# built in wifi tethering



## Gobbles23 (Aug 29, 2011)

I was wondering if cm7 GB I'd going to eventually have built in wifi tethering. I see the notification widget option but know that it isn't built in yet. Wifi tether isn't telltale and stops for no reason here and there.


----------



## Droidx0351 (Jun 17, 2011)

Just use wireless tether or barnacle wifi tethering in the market. They both work just fine.

Sent from my DROIDX using Tapatalk


----------



## PatHoge (Jun 7, 2011)

^This. Also, this area is for ROM releases so it's gonna be moved in 3...2...1...


----------



## adrianl623 (Jun 10, 2011)

Can anyone help me find wireless tether on the market. I can;t seem to find it. Thanks in advance.


----------



## razorloves (Jun 7, 2011)

adrianl623 said:


> Can anyone help me find wireless tether on the market. I can;t seem to find it. Thanks in advance.

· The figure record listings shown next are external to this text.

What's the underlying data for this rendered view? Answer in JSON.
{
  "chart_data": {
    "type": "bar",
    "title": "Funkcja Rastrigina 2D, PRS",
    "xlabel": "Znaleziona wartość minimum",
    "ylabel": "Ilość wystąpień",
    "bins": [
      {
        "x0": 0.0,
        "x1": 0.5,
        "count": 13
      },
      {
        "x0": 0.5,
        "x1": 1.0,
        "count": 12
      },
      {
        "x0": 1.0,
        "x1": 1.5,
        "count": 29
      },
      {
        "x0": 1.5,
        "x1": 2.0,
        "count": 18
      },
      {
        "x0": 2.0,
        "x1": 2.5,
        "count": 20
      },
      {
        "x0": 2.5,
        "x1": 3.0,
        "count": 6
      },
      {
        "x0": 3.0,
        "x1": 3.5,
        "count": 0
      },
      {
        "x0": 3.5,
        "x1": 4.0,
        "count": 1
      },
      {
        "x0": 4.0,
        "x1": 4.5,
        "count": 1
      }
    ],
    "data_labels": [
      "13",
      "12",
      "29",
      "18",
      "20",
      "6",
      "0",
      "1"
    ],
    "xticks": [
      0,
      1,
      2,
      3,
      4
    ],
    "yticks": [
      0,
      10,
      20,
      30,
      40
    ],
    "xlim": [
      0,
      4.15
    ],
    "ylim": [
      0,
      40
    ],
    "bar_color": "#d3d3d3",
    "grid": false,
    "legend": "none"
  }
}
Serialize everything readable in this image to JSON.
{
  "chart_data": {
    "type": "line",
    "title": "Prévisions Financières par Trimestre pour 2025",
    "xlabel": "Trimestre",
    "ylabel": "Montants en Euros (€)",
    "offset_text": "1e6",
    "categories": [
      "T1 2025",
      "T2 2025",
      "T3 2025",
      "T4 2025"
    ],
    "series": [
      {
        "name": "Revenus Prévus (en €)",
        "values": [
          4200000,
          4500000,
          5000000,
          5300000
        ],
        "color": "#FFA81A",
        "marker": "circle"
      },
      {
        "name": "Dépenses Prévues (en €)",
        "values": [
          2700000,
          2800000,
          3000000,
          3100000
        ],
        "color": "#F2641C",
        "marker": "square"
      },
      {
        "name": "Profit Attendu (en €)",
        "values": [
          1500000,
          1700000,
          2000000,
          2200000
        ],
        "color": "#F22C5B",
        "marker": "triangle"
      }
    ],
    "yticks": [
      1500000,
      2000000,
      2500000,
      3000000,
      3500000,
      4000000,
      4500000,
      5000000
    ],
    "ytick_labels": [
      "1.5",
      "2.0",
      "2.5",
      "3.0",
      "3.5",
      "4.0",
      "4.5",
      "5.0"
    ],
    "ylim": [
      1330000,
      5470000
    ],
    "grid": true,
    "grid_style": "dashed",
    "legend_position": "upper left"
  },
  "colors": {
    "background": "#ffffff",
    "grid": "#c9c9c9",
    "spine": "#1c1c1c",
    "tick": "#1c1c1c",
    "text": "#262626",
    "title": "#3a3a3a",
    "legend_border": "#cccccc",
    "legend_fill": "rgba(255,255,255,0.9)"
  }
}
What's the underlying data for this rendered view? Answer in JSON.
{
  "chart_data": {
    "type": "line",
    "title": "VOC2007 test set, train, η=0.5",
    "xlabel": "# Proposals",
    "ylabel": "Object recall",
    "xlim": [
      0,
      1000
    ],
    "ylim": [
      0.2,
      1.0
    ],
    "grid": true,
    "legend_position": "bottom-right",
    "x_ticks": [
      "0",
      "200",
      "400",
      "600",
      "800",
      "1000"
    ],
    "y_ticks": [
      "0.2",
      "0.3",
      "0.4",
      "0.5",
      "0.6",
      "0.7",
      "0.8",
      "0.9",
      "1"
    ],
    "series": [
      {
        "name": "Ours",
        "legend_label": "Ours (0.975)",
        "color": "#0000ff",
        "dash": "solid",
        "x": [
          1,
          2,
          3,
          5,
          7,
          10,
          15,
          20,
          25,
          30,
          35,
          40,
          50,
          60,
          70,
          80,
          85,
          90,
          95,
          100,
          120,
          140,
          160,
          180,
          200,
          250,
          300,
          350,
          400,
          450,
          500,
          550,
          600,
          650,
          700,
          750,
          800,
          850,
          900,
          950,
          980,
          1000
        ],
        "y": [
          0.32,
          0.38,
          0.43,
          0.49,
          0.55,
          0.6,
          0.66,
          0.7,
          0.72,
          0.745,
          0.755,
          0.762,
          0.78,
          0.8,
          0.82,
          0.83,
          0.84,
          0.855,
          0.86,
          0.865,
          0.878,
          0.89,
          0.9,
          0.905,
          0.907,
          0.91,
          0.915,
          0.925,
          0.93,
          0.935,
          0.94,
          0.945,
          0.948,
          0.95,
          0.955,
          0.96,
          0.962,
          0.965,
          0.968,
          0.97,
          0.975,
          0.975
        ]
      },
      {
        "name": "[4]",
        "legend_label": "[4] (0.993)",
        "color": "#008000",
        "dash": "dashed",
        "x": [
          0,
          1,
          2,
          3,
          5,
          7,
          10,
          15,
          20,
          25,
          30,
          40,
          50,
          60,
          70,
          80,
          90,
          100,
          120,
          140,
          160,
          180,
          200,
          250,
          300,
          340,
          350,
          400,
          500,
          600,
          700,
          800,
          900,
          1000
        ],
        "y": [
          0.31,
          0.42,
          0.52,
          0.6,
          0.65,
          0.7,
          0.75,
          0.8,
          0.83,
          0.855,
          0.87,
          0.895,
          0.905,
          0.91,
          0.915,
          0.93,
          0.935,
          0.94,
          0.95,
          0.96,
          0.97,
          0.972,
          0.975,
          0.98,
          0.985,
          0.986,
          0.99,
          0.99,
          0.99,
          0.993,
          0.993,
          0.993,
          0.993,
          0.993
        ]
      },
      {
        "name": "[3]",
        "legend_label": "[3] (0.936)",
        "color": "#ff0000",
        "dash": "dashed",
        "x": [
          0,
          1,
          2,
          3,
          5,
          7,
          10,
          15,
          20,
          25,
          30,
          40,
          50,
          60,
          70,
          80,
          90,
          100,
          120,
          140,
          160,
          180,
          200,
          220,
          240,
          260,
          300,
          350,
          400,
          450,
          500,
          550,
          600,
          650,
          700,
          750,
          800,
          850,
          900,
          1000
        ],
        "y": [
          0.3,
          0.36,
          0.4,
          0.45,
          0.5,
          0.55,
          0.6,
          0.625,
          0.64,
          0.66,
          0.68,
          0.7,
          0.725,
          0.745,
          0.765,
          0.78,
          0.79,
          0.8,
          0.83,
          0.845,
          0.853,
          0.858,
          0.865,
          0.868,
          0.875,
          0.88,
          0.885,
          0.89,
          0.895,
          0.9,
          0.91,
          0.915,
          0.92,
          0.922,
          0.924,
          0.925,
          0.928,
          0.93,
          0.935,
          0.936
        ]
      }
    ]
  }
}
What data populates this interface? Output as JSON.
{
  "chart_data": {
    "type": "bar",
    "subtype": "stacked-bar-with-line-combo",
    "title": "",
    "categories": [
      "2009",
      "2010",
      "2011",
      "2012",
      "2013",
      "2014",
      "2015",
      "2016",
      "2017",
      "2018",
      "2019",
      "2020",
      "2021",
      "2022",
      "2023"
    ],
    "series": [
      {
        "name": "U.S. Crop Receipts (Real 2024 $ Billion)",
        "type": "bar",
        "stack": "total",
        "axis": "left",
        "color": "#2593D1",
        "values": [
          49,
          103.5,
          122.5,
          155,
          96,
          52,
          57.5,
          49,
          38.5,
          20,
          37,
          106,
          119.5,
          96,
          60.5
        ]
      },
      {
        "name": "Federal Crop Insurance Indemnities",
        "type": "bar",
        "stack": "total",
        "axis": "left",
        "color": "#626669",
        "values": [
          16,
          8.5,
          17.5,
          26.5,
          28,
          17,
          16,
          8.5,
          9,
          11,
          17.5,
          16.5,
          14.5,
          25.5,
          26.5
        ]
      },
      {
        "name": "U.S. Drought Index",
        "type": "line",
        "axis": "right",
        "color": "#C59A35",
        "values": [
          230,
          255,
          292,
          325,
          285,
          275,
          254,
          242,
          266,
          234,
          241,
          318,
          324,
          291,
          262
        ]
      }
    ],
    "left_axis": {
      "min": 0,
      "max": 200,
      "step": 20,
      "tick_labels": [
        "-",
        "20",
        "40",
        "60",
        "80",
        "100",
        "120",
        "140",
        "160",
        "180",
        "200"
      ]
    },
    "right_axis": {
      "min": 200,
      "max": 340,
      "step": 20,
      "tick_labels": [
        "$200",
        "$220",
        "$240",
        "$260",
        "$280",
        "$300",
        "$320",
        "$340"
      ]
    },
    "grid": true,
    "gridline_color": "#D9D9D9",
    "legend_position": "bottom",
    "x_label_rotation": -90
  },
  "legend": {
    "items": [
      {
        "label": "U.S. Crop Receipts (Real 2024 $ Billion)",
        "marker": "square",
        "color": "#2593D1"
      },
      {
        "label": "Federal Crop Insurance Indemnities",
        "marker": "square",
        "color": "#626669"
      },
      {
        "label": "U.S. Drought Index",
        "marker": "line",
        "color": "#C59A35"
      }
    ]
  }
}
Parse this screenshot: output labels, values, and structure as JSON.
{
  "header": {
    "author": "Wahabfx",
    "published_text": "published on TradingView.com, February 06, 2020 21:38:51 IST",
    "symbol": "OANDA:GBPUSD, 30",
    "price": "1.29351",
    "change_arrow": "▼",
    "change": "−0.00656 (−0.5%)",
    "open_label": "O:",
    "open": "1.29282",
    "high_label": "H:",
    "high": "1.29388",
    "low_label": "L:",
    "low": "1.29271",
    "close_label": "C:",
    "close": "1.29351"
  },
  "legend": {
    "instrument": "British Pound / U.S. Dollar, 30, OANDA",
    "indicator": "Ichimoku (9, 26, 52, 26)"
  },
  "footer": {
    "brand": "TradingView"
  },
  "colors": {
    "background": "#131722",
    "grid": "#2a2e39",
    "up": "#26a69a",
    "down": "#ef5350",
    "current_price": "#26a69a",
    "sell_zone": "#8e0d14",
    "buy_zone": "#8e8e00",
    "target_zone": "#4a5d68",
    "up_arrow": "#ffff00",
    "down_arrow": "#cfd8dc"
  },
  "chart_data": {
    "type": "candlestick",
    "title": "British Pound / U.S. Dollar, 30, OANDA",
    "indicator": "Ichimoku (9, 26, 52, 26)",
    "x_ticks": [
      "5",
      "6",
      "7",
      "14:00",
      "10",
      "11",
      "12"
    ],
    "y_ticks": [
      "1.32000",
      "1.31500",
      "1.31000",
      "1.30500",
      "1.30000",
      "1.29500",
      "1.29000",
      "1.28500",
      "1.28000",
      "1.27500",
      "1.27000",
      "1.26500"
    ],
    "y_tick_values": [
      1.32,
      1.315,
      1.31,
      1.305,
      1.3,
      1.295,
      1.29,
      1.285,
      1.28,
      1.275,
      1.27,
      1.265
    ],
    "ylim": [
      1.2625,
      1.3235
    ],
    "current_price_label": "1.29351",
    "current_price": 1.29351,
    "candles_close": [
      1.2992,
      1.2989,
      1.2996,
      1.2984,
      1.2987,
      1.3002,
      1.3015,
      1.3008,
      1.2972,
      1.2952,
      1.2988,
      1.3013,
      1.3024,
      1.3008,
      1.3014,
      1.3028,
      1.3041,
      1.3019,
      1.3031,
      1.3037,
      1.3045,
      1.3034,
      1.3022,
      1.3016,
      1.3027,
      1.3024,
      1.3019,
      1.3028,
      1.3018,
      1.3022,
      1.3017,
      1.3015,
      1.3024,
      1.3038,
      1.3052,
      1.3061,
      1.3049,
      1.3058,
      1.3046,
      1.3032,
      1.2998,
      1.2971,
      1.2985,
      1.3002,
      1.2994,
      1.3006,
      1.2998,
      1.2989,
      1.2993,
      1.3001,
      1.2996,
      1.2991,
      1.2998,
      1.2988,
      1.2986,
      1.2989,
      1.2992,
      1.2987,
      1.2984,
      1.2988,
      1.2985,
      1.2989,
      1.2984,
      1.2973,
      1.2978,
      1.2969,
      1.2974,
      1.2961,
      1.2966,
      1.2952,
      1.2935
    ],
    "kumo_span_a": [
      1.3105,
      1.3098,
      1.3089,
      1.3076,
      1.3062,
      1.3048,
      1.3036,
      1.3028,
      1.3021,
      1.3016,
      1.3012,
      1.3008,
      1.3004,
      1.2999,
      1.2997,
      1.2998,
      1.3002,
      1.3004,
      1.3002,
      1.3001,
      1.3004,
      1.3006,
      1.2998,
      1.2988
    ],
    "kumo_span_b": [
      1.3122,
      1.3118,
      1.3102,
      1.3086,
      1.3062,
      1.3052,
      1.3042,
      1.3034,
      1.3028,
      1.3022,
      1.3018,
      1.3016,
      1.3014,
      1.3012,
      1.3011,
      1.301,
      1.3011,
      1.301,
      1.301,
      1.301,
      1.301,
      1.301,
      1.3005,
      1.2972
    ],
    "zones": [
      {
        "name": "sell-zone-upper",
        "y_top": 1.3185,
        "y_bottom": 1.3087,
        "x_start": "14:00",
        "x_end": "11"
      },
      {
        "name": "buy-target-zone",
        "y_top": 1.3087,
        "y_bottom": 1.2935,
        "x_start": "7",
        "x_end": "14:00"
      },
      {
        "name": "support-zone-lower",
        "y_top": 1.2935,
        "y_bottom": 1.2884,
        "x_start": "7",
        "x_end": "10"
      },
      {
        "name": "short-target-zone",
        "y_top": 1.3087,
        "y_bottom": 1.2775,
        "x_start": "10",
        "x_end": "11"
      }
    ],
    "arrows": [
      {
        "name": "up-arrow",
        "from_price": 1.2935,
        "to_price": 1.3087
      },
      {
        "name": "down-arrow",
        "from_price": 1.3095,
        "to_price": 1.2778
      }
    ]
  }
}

it's not in the market. have to get it here http://code.google.com/p/android-wifi-tether/


----------



## adrianl623 (Jun 10, 2011)

razorloves said:


> it's not in the market. have to get it here http://code.google.com/p/android-wifi-tether/


Thank you! I just tried it out but it brings me to a Verizon page that says I have to subscribe. Did I mess up?


----------



## razorloves (Jun 7, 2011)

"adrianl623 said:


> Thank you! I just tried it out but it brings me to a Verizon page that says I have to subscribe. Did I mess up?


Sounds like you're on stock rom. Which rom are you on? This thread is about wifi tether on cm7.


----------